Never Underestimate Productivity of the American Farmer

As Thanksgiving approaches, it's important to keep in mind that the American farmer produces the food that we eat daily and during holiday feasts. Unfortunately, farmers are too frequently criticized, unfairly and inaccurately.
By Tom Buis | November 23, 2013

The holidays are a special time in this country. It’s a time to gather as a family, count blessings and make memories. It is also a time traditionally marked by great meals. These feasts come from the farmers of America.

Farmers are the backbone of our country. They are what make our nation strong, united and prosperous. Not only do they put food on our tables, but they are leaders in providing direct and indirect domestic jobs, technical advancements and, yes, energy for our needs.

Too often our farmers are at the wrong end of criticism. They are blamed, unfairly and inaccurately, for turning food into fuel. Just last year, amid a devastating drought that adversely impacted crop production throughout much of the United States, corn farmers were scorned for diverting cropland for ethanol. Nothing could be further from the truth. 

Blatant misstatements were tossed around as facts. For example, exaggerated claims that 40 percent of the corn crop is utilized to produce ethanol have been stated as gospel. Reality tells a different story. Once the real facts emerged it became apparent—after accounting for coproducts, production efficiencies and new technologies—only 17 percent of U.S. corn acreage is actually required to produce the ethanol feedstock.

One year later and American farmers’ hard work, sacrifices, ingenuity and, yes, a return to more normal weather, has resulted in a gigantic corn harvest. Now, corn prices are down to lows not seen in years. Such a harvest reaffirms what we in the ethanol industry have known all along: American farmers are more than capable of producing abundant supplies of food, feed, fiber and fuel.

Yet despite such accomplishments by our farmers that have resulted in greater supplies and lower market prices, the cost of the food we eat over the holiday season is unlikely to reflect anything close to the discounted prices our farmers are experiencing. In fact, prices for the food staples we all love and enjoy throughout the year haven’t gone down with the corn price.

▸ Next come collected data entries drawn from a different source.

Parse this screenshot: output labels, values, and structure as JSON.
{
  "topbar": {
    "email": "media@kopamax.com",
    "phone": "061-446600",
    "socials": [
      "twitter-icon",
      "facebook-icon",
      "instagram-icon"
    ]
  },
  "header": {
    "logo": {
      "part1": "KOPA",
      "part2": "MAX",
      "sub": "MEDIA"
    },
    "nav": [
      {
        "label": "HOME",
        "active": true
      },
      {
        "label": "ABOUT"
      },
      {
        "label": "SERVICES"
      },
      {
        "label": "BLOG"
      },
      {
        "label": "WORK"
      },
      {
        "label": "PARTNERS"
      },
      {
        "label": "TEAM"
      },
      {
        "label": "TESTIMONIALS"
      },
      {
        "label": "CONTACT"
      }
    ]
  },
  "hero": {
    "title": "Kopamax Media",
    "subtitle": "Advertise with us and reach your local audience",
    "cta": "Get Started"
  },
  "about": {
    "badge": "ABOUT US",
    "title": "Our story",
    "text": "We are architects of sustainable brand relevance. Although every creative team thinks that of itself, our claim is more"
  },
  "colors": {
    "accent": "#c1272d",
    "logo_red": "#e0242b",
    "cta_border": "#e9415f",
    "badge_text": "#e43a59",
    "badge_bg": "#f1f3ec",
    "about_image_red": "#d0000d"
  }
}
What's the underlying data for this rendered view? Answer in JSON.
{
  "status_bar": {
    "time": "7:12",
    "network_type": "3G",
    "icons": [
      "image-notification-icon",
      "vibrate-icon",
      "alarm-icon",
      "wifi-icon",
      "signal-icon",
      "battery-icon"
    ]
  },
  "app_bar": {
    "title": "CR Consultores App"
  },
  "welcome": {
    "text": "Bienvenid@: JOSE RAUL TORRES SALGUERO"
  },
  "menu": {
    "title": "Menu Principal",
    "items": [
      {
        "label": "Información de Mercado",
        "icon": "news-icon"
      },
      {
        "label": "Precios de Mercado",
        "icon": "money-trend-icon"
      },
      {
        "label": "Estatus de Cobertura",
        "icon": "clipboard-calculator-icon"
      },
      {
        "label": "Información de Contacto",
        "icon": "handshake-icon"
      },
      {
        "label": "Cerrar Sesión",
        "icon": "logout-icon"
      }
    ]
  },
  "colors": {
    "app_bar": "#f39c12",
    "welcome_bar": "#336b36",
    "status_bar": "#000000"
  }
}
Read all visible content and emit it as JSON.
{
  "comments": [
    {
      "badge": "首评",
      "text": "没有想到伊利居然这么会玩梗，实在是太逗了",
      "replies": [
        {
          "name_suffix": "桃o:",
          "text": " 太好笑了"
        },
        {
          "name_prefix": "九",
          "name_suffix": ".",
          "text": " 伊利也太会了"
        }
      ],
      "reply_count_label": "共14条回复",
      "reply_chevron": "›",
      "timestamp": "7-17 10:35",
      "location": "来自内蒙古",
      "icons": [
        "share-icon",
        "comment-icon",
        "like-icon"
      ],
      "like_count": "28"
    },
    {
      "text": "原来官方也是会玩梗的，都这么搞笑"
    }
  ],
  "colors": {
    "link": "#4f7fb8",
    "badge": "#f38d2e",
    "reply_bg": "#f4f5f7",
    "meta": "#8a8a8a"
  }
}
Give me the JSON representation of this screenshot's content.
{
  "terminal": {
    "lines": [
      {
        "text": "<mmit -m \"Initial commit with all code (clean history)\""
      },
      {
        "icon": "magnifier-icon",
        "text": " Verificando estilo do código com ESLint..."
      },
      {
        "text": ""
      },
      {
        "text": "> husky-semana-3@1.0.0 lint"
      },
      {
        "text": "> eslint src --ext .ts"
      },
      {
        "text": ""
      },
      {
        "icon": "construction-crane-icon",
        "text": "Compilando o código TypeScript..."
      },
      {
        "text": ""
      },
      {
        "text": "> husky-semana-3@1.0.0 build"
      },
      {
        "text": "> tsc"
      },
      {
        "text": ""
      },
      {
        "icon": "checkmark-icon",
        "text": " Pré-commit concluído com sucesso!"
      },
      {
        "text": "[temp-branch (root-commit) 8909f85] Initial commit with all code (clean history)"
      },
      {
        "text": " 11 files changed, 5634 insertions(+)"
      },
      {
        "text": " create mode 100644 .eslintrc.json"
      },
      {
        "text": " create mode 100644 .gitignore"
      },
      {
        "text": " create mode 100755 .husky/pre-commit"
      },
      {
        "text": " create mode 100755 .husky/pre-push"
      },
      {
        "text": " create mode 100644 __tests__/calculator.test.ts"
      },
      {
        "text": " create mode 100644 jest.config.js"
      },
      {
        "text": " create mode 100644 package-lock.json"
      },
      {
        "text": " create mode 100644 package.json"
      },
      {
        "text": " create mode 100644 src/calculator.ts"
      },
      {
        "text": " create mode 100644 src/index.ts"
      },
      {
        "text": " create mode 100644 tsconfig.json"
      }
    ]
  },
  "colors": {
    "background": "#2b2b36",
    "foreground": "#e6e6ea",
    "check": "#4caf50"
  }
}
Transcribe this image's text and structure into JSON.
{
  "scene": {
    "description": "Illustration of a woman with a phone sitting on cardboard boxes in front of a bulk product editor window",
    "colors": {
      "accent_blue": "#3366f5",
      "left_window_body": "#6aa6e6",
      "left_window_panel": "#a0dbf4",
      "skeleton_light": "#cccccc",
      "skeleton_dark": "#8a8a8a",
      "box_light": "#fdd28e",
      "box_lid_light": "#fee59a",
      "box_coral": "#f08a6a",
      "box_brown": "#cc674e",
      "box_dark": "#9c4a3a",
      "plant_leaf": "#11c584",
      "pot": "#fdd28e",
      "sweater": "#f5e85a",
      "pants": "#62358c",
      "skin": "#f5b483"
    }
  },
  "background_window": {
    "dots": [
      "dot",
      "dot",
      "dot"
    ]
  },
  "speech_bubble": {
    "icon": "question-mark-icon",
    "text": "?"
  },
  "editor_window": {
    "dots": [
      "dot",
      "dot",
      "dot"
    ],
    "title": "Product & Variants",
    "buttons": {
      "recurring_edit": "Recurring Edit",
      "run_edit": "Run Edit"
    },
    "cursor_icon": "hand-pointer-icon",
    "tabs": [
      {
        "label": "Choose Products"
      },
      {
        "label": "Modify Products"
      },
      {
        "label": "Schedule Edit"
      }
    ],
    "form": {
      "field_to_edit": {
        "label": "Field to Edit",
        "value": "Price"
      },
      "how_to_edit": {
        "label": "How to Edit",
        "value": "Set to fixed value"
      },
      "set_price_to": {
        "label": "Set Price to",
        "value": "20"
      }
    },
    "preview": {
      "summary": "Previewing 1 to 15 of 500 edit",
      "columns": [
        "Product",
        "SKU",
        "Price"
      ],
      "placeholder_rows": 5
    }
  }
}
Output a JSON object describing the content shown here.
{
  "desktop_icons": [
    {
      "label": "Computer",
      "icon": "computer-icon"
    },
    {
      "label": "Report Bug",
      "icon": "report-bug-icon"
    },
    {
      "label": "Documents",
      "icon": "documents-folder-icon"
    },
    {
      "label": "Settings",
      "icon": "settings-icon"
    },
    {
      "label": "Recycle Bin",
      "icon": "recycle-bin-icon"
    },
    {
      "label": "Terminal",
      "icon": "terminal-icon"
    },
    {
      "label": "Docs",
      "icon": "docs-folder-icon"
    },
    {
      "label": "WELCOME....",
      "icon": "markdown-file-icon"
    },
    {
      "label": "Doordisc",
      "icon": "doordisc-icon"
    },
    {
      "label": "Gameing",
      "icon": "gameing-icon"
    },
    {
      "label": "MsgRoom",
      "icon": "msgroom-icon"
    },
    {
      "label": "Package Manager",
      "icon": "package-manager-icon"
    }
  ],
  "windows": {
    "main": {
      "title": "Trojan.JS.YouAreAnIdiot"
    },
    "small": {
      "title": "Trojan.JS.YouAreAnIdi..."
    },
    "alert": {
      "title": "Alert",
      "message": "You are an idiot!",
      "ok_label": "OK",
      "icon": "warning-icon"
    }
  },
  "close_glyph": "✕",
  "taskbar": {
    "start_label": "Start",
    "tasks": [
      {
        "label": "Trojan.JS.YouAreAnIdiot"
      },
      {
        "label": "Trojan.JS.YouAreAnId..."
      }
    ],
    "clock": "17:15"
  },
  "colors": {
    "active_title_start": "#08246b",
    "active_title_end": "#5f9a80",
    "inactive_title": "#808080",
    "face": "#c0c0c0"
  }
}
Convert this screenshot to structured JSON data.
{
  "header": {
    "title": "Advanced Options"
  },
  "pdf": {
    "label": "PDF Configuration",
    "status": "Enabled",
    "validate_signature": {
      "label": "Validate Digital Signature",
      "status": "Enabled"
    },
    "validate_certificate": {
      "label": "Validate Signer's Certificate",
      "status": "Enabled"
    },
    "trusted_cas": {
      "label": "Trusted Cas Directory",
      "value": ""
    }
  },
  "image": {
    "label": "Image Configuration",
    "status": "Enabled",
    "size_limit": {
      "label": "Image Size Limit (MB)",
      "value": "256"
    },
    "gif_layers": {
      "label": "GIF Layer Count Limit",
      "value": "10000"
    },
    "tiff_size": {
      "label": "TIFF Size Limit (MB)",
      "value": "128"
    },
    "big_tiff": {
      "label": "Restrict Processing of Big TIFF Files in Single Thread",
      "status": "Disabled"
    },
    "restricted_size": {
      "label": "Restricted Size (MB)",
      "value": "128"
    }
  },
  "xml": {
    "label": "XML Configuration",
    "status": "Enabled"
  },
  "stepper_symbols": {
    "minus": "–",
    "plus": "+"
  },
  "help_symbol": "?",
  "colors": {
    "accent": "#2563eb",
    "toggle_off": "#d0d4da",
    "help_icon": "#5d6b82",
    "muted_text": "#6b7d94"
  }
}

How could that be? Simple. The driving cost of food isn’t actually tied to the price of farm commodities, such as corn. And certainly isn’t tied to ethanol.

The biggest driver of food costs is oil. Researchers from the World Bank identified crude oil as the No. 1 determinant of global food prices. When the price of oil goes up, so do food prices. 

Additionally when one looks at the actual food dollar and breaks it down into shares of the pie, you can see clearly that agriculture is only a small contributor to the overall price. In fact, only 16 percent of what you pay at a store can be tied to the farm. The rest are costs like energy, transportation, packaging and marketing.

Of course, one of the biggest reasons behind food prices remaining high might be the least surprising, profits. Food conglomerates have enjoyed increased profit margins thanks to rising retail prices that are outpacing rising farm costs. During the 2012 drought, the farm value of chicken increased about 2 cents per pound compared to 2011.  Wholesalers and retailers, such as fast food restaurants, increased their prices by about 13 cents per pound.  Consumers paid an additional 8 percent, leading to higher profit margins for the food industry. For instance, Tyson Foods, the largest U.S. meat processor, is predicted to report a 37 percent gain in profit to $797.6 million in 2013. 

If we really want to reduce prices at the grocery store then we must lean on our farmers even more. We must turn to them to continue to produce more food and more fuel, so that we can end our oil dependence and the stranglehold Big Oil and Big Food have over our household budgets.

Farmers can produce what we need. This harvest certainly proves that. It’s up to consumers and Washington to realize the contribution American agriculture makes to our economy and society and to do what is right. 

We must continue to protect American agriculture, protect the RFS and ensure there are no changes made to this vital program. Furthermore, we must break through the blend wall and promote higher blends of renewable fuels in the marketplace, such as E15, to protect the biofuels industry and ultimately, American agriculture and food from the farm. 

Remember that as you enjoy your holiday feast.